The terms dispositions, attitudes, and beliefs are often used synonymously. Richardson (2003) defines dispositions as "psychologically held underpinnings, premises, or propositions about the world that are felt to be true" (p. 2). NCATE defines dispositions as:


The values, commitments, and professional ethics that influence behaviors toward students, families, colleagues, and communities and affect student learning, motivation, and development as well as the educator’s own professional growth. Dispositions are guided by beliefs and attitudes related to values such as caring, fairness, honesty, responsibility, and social justice. For example, they might include a belief that all students can learn, a vision of high and challenging standards, or a commitment to the safe and supportive learning environment (2002, p. 53).
Because of the most recent public criticisms of dispositions, “social justice” has been removed from the definition.

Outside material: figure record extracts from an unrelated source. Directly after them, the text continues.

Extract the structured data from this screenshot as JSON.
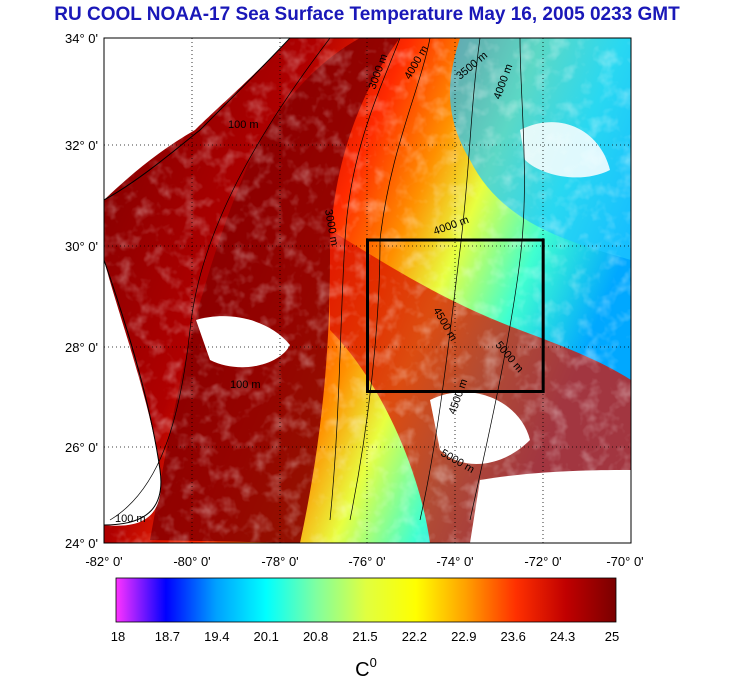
{
  "title": "RU COOL  NOAA-17 Sea Surface Temperature May 16, 2005 0233 GMT",
  "map": {
    "lat_labels": [
      "34° 0'",
      "32° 0'",
      "30° 0'",
      "28° 0'",
      "26° 0'",
      "24° 0'"
    ],
    "lon_labels": [
      "-82° 0'",
      "-80° 0'",
      "-78° 0'",
      "-76° 0'",
      "-74° 0'",
      "-72° 0'",
      "-70° 0'"
    ],
    "lat_range": [
      24,
      34
    ],
    "lon_range": [
      -82,
      -70
    ],
    "grid": "dotted",
    "contour_labels": [
      "100 m",
      "3000 m",
      "3500 m",
      "4000 m",
      "4500 m",
      "5000 m"
    ],
    "study_box": {
      "lon": [
        -76,
        -72
      ],
      "lat": [
        27,
        30
      ]
    }
  },
  "colorbar": {
    "ticks": [
      "18",
      "18.7",
      "19.4",
      "20.1",
      "20.8",
      "21.5",
      "22.2",
      "22.9",
      "23.6",
      "24.3",
      "25"
    ],
    "unit": "C",
    "unit_sup": "0",
    "colors": [
      "#ff33ff",
      "#0000ff",
      "#00a0ff",
      "#00ffff",
      "#7fffa0",
      "#e0ff40",
      "#ffff00",
      "#ffa000",
      "#ff3000",
      "#c00000",
      "#7a0000"
    ]
  }
}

Notwithstanding, teacher candidates enter teacher preparation programs with strong beliefs that are often difficult to affect. These beliefs and attitudes are frequently based upon the candidate’s own personal experiences within and outside the education system. The degree to which teacher candidates process, acquire, and apply knowledge gained throughout their preparation is strongly influenced by these preexisting belief systems (Richardson, 2003). Understanding candidate dispositions can assist faculty in facilitating candidates’ critical thinking about the knowledge and skills they are being exposed to. The inquiry of dispositions can provide faculty with valuable information as they observe candidates trying to make sense out of what they are learning.

Because instruction is guided by personal beliefs and attitudes and because existing belief systems are difficult to affect, it is important that teacher educators inform themselves about the dispositions of teacher candidates at the beginning and at the end of preparation programs. Wenzlaff (1998) and Shriki & Lavy (2005) indicated that when candidates move into the student teaching experience, their preexisting belief systems prevail. Beliefs should change or at least undergo introspection throughout an academic program as new information and experiences are formed (Richardson, 2003). Therefore, it is imperative that preparation programs, whether seeking accreditation or not, should know candidates’ dispositions and attempt to provide what Griffin (2003) and Hamlin (2004) call “critical incidents [that] provide preservice teachers a venue for deeper and more profound levels of reflection,” in turn fostering meaningful candidate growth and learning (Posner, 2000). Before a program can prompt critical incidents, a baseline understanding of candidate dispositions should be determined. Those early dispositions can be influenced by critical incidents strategically and systematically promoted during preparation.